Is there anything the iPhone can’t do? Did you know your iPhone can now process actual credit card payments. This has huge implications for the smaller business owner and or individual who needs to pay someone but has no cash at the time. A business can use it as a mobile credit card processer wherever they are based. There are three companies battling for the magnetic strip reader for the iPhone market, hoping to win over mobile merchants with alternatives to the larger, hardwired credit card terminals that are used in bricks and mortar retailers.
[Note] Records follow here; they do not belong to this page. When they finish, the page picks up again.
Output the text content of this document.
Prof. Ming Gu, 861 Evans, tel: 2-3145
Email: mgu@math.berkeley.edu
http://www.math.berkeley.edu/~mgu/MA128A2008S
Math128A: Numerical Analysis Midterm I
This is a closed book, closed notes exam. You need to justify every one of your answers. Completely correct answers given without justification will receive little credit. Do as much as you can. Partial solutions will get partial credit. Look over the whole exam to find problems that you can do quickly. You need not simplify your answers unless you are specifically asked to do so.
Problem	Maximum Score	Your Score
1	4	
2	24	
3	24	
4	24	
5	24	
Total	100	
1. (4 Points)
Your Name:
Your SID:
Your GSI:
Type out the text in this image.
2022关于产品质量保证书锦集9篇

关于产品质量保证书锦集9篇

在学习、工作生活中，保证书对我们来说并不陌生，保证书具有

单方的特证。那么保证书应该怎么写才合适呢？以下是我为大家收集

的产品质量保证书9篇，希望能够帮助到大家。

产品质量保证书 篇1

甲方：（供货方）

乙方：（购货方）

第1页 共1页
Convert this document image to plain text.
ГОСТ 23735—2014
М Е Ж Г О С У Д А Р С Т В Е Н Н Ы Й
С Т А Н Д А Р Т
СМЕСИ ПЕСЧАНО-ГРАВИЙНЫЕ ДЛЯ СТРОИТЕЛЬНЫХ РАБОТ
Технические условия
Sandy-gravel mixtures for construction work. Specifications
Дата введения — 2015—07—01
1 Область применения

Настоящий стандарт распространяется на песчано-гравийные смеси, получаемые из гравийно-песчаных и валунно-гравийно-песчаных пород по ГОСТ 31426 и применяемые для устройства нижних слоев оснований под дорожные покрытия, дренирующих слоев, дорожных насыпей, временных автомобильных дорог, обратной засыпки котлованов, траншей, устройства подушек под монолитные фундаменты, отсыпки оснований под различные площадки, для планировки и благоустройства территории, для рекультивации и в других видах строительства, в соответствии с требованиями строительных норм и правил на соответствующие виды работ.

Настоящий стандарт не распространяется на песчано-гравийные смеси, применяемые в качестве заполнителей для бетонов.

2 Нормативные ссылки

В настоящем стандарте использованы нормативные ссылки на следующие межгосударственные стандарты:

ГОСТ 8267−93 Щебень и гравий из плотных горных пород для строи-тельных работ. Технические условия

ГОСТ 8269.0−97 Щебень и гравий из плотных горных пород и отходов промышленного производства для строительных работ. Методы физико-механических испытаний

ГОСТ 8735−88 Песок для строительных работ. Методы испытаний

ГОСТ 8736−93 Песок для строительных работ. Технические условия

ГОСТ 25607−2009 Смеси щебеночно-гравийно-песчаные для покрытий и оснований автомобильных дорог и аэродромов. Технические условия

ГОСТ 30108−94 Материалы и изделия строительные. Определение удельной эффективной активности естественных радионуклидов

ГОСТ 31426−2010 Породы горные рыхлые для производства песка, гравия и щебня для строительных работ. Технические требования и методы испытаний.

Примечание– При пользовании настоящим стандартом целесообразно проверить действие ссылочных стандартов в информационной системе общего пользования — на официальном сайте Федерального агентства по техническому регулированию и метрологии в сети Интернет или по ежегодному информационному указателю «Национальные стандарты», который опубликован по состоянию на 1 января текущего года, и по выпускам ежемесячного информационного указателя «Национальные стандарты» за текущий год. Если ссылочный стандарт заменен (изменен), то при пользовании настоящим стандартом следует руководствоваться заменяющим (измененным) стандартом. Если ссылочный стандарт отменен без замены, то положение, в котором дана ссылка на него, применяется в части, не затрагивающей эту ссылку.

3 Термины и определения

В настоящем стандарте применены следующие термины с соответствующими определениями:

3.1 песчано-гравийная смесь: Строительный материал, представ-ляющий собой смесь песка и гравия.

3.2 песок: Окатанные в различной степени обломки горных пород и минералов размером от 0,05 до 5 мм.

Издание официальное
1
Jack Dorsey, co-founder and chairman of Twitter, started Square in December 2009 and recently released its first batch of a tiny, cube-shaped credit card reader. Additionally, VeriFone, global manufacturer of credit card payment systems, recently started shipping its PAYware mobile credit card swiper, which fits like a sleeve over an iPhone. Mophie, who makes iPhone cases, sells its own payment device called Marketplace. Today’s un-tethered mobile workforce is the target of these devices.
Users of the devices include piano teachers, food cart vendors, flight instructors, Craigslist sellers, and independent sellers of one-of-a-kind merchandise like art or designer clothing. The devices are expected to be used by service sellers who come to customers’ houses for things like plumbing repair or cleaning. Currently, users of smart phones can only use apps that accept credit card numbers entered by hand, but merchants usually pay higher fees for these so-called “card not present” transactions, which are more vulnerable to fraud. Is this going to be a boost in sales for the credit card providers? Will more people now apply for credit cards as the use for them increases with innovations like these?
Each of the three manufacturers is marketing their products differently. VeriFone, for example charges its PAYware swiper owners a one-time, $49 fee, plus $15 per month over a 2-year service agreement, and the merchants also pay a per-transaction fee of around 17 cents, as well as interchange fees. But VeriFone is counting on their long history in the industry to win over customers, despite what may look like high costs.
Mophie is marketing on aesthetics, based on their history of designing “beautiful, sexy” iPhone cases. The Mophie Marketplace is an iPhone case with a card slot built in. It costs less than $200 and is compatible with several of the already-existent payment apps for the iPhone.
The Square processor is small enough to hang on a keychain. It plugs into the iPhone audio jack and consists of a magnetic strip reader that converts card data into audio tones that are deciphered by Square’s iPhone software. It will also be compatible with the Android and other smart phones when the corresponding software is ready. There is no pricing structure yet, but Square plans to distribute the hardware for free and make their money on the individual transactions. Square doesn’t require individual merchant accounts with banks.
The innovations in credit card readers for the iPhone and in the works for other smart phones is giving individual merchants and service providers more options for accepting payments from their customers and unleashing them from hardwired credit card processors and “card not present” transactions.